India Infoline News Service | Mumbai | January 07, 2017 12:12 IST

In the first five trading sessions of the New Year, the domestic equity market continued to trade in a rangebound manner, looking for an immediate trigger. Market participants seemed to stand on uncertain grounds, due to a strong dollar, the impact of demonetisation on the economy, corporate earnings and the policies that US President-elect Donald Trump is expected to adopt.

Sensex, Nifty
In the first five trading sessions of the New Year, the domestic equity market continued to trade in a rangebound manner, looking for an immediate trigger. Market participants seemed to stand on uncertain grounds, due to a strong dollar, the impact of demonetisation on the economy, corporate earnings and the policies that US President-elect Donald Trump is expected to adopt.
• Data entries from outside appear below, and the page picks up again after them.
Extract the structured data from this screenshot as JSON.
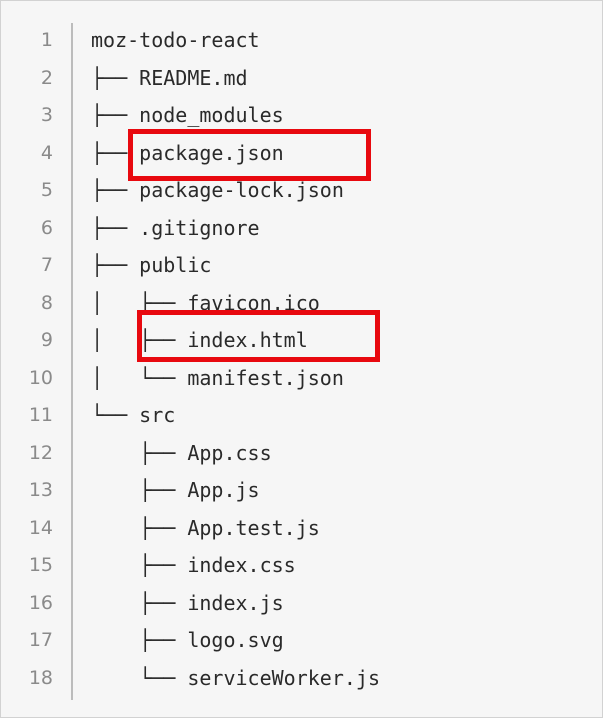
{
  "file_tree": {
    "lines": [
      {
        "number": "1",
        "text": "moz-todo-react"
      },
      {
        "number": "2",
        "text": "├── README.md"
      },
      {
        "number": "3",
        "text": "├── node_modules"
      },
      {
        "number": "4",
        "text": "├── package.json"
      },
      {
        "number": "5",
        "text": "├── package-lock.json"
      },
      {
        "number": "6",
        "text": "├── .gitignore"
      },
      {
        "number": "7",
        "text": "├── public"
      },
      {
        "number": "8",
        "text": "│   ├── favicon.ico"
      },
      {
        "number": "9",
        "text": "│   ├── index.html"
      },
      {
        "number": "10",
        "text": "│   └── manifest.json"
      },
      {
        "number": "11",
        "text": "└── src"
      },
      {
        "number": "12",
        "text": "    ├── App.css"
      },
      {
        "number": "13",
        "text": "    ├── App.js"
      },
      {
        "number": "14",
        "text": "    ├── App.test.js"
      },
      {
        "number": "15",
        "text": "    ├── index.css"
      },
      {
        "number": "16",
        "text": "    ├── index.js"
      },
      {
        "number": "17",
        "text": "    ├── logo.svg"
      },
      {
        "number": "18",
        "text": "    └── serviceWorker.js"
      }
    ]
  },
  "highlight_color": "#e8090f"
}
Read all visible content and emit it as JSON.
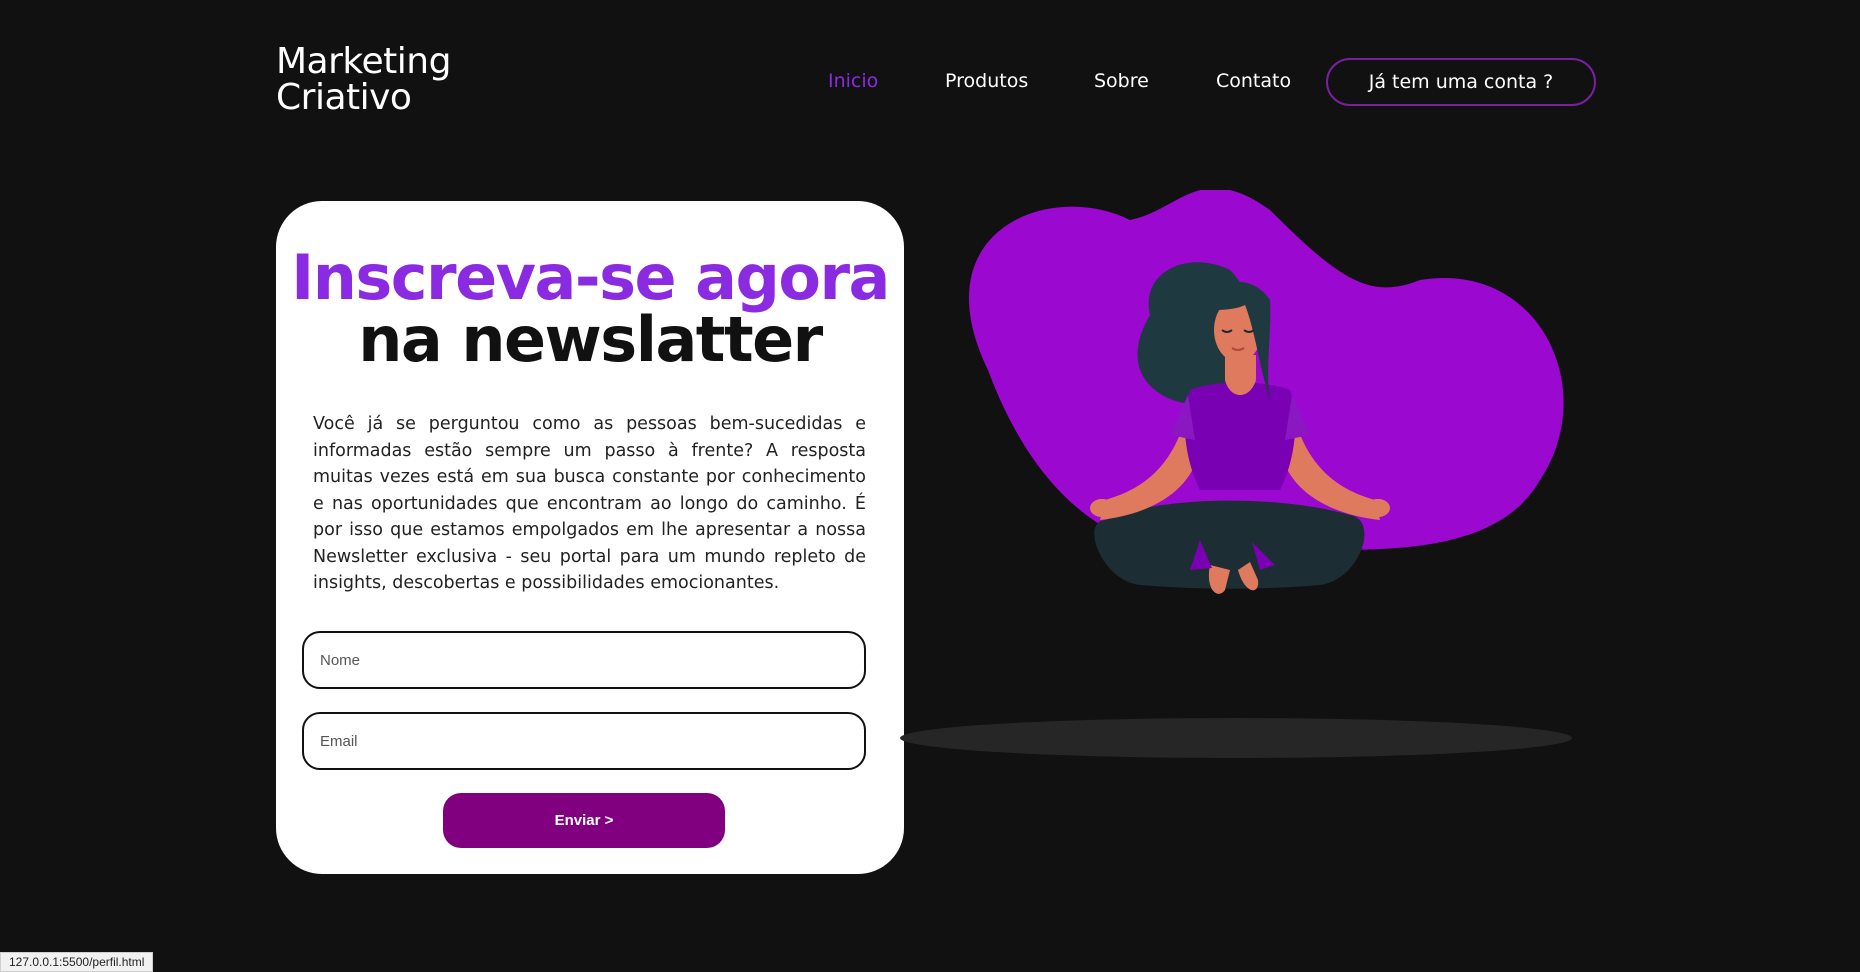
{
  "header": {
    "logo_line1": "Marketing",
    "logo_line2": "Criativo",
    "nav": [
      "Inicio",
      "Produtos",
      "Sobre",
      "Contato"
    ],
    "account_button": "Já tem uma conta ?"
  },
  "card": {
    "title_line1": "Inscreva-se agora",
    "title_line2": "na newslatter",
    "description": "Você já se perguntou como as pessoas bem-sucedidas e informadas estão sempre um passo à frente? A resposta muitas vezes está em sua busca constante por conhecimento e nas oportunidades que encontram ao longo do caminho. É por isso que estamos empolgados em lhe apresentar a nossa Newsletter exclusiva - seu portal para um mundo repleto de insights, descobertas e possibilidades emocionantes.",
    "name_placeholder": "Nome",
    "email_placeholder": "Email",
    "submit_label": "Enviar >"
  },
  "status_bar": {
    "url": "127.0.0.1:5500/perfil.html"
  },
  "colors": {
    "background": "#111111",
    "accent": "#8a2be2",
    "button": "#800080",
    "blob": "#9b08d0"
  }
}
As the third quarter earnings' declaration of the Indian companies is about to commence, the fear of weak earnings, post demonetisation continued to haunt domestic market participants.

How adversely the economy will be affected post demonetisation, and how it will affect corporate earnings is still unclear. The market will take cues from the impact of demonetisation on corporate earnings, forthcoming Union Budget and implementation of goods and services tax (GST).


Corporate earnings:
The corporate earnings season is about to start and it is expected that for a few quarters earnings will remain suppressed. However, demonetisation will be a roadblock only in the short term. 

It is expected that the market will remain stock-specific as of now and earnings would grow gradually. India will continue to be a significant player among the emerging markets from an institutional asset allocation point of view, as the structural growth story continues to play out and the long-term drivers remain intact.

RBI monetary policy:
As the Consumer Price Index (CPI)-based inflation continues to be within RBI's comfort zone, it is expected that interest rates would continue to be on the lower side.

RBI's continuous efforts to improve bank balance sheets through full recognition of losses and increasing of bank capital buffers is expected to boost the whole banking system going forward. The Nifty50 is expected to trade in a range from 8,100 to 8,400.